Anti-Aging Drug Breakthrough: Can Humans Live to 150?

Monday, 11 Mar 2013 04:52 PM

By Nick Tate







More than 100 drugs have been found to combat aging by virtually the same biological mechanisms and may be available within five years, according to landmark new research led by a Harvard University researcher.
 
The work, published in the journal Science, has proven that a single anti-aging enzyme in the body — known scientifically as SIRT1 — can prevent age-related diseases and extend lifespans. The research also shows that SIRT can be switched on by 117 known drugs, as well as low-calorie diets, exercise, and the antioxidant resveratrol, found in red wine.

David Sinclair, a Harvard Medical School professor of genetics, said the discovery means that a whole new class of anti-aging drugs is now viable, which could ultimately prevent cancer, Alzheimer's disease, and type 2 diabetes.
 
"Ultimately, these drugs would treat one disease, but unlike drugs of today, they would prevent 20 others," said Sinclair. "In effect, they would slow aging."
 
He added: “We're finding that aging isn't the irreversible affliction that we thought it was. Some of us could live to 150, but we won't get there without more research."
 
According to the new research, SIRT1 is activated naturally by calorie restriction and exercise, but can also be switched on by resveratrol — found in red wine, grape skins, peanuts, and berries — as well as drugs and supplements.
 
Although research on resveratrol has been going for a decade, Sinclair’s work is the first to identify the basic science that explains how it confers health benefits. Past studies have suggested it may have promising implications for the treatment of cancer, cardiovascular disease, heart failure, type 2 diabetes, Alzheimer's, Parkinson's disease, fatty liver disease, cataracts, osteoporosis, muscle wasting, sleep disorders, and inflammatory diseases such as psoriasis, arthritis, and colitis.
 
Sinclair formed a started up company, Sirtris, to develop the anti-aging medical technology. It was subsequently sold to GlaxoSmithKline (GSK). Sinclair is now a scientific advisor to GSK. Several other authors on the paper work for GSK or an affiliated company. Four thousand synthetic activators, which are 100 times as potent as a single glass of red wine, have been developed; the best three are in human trials, Sinclair noted.
 
"In the history of pharmaceuticals, there has never been a drug that tweaks an enzyme to make it run faster," said Sinclair, who is also a geneticist with the Department of Pharmacology at the University of South Wales, Australia. "Our drugs can mimic the benefits of diet and exercise, but there is no impact on weight."

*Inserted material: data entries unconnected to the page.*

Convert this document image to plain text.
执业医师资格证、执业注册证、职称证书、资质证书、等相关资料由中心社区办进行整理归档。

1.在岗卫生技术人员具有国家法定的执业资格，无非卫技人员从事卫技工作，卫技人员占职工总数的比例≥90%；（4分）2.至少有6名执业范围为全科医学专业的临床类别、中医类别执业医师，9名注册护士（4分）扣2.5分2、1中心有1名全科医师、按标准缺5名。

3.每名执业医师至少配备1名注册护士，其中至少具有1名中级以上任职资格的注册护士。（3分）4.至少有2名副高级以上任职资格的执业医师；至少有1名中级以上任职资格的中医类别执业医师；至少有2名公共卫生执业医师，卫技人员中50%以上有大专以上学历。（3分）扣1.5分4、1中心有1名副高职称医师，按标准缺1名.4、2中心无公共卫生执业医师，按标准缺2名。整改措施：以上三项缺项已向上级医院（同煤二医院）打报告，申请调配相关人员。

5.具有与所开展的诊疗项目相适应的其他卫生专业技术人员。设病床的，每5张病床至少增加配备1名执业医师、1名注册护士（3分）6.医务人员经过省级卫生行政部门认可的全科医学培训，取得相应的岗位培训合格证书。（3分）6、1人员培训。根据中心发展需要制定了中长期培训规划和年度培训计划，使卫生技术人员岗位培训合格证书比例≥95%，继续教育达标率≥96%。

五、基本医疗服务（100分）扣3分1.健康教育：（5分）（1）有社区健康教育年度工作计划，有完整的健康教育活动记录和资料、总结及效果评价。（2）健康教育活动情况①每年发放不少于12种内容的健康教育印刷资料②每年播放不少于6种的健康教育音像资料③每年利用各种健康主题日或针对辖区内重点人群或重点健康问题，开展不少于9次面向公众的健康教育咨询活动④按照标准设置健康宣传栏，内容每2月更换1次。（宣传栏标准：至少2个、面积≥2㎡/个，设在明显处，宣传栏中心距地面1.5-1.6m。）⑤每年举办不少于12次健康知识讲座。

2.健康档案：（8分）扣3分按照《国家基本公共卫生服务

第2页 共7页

While any drug would be strictly prescribed for certain conditions, Sinclair said oral medications could be developed soon as an anti-aging preventative, in the same way statin drugs are prescribed to prevent, instead of simply treating, cardiovascular disease.
 
In new research, led by Sinclair, overweight mice given synthetic resveratrol were able to run twice as far as slim mice and they lived 15 percent longer.
 
"Now we are looking at whether there are benefits for those who are already healthy," said Sinclair. “Things there are also looking promising.”
 
The study was funded, in part, by the National Institutes of Health.